Open rpanai opened 4 years ago

rpanai commented 4 years ago

With SageMaker at the end of the training are printed the following two lines:

I think it will be nice to have something similar after we run a computation with dask. What I mean is:

jacobtomlinson commented 4 years ago

Thanks for raising this @rpanai.

This project grew from this notebook that I created a few years ago. The original notebook did include a cost estimate secion based on Fargate metrics.

Fargate costs are easier to estimate because the service is billed per second, the API gives exact billing times and costs and there is no multitenancy.

When using a service like ECS where you are billed for container instances independently it is much harder to provide cost information. When packing work onto instances there will be wastage. Do we include that in our estimates or not?

I decided not to include this feature initially because it felt complex to implement consistently and I didn't want to give users false information. However perhaps for services like Fargate we could introduce it.

rpanai commented 4 years ago

Hi @jacobtomlinson, I understand your point. I'd say that where the estimate is easy/reliable it will be a nice thing to have. Let me know if I can help somehow.

jacobtomlinson commented 4 years ago

If you want to raise a PR where you take the cost estimate logic from the notebook I linked and add it to the FargateCluster class as a method with a name like estimate_cost() I think that would be great.

rpanai commented 1 year ago

Hi Jacob, I finally tried to work on this and I found it's not working as I wished/expected in particular when I'm using an adaptive cluster. I think it's something should be moved to dask.

My final goal is to have some cost estimative for every single run. As example if I have an adaprive cluster and I connect to it from 2 different scripts I'd like to know how much it cost each given operation.

Lets say I've

time
import time
def fun(x):
    time.sleep(1)
    return x**2

npartitions  = 5
b = db.from_sequence(
    list(range(200)),
    npartitions=npartitions)\
    .map(lambda x: fun(x))
out = b.compute()

I'd like to know how much this costs. But here Im not sure if db know somehow how many workers I am using and for how long.

Do you think its possible to achieve something in this direction?

jacobtomlinson commented 1 year ago

The scheduler should know this information, rather than db. I wonder if we could capture that can estimate the costs from it?
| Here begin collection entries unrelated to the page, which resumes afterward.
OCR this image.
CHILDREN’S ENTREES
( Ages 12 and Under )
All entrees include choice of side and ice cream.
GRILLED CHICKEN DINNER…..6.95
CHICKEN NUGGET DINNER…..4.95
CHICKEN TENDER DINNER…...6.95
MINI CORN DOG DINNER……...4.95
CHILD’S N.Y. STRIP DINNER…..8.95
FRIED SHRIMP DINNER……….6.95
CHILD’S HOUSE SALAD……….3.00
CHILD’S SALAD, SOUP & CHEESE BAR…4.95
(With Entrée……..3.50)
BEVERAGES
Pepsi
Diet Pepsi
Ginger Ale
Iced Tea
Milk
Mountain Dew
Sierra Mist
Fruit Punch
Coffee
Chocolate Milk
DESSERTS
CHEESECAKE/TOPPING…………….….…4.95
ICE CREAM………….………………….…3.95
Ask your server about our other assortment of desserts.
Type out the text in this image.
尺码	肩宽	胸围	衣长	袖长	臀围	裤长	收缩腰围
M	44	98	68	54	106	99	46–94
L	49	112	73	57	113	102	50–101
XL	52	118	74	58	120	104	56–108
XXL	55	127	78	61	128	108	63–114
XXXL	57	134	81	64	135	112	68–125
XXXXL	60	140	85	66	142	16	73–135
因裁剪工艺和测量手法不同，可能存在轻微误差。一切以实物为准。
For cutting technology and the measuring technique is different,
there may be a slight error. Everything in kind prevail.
rpanai commented 1 year ago

Who do you think is the best person to ask? I made a decorator to get duration and max ram usage for a function but, as you said, the scheduler have all these infos.

jacobtomlinson commented 1 year ago

I recommend you explore the performance_report code in distributed because that records a lot of what is going on in the cluster. That could be a good place to get the value for $T$.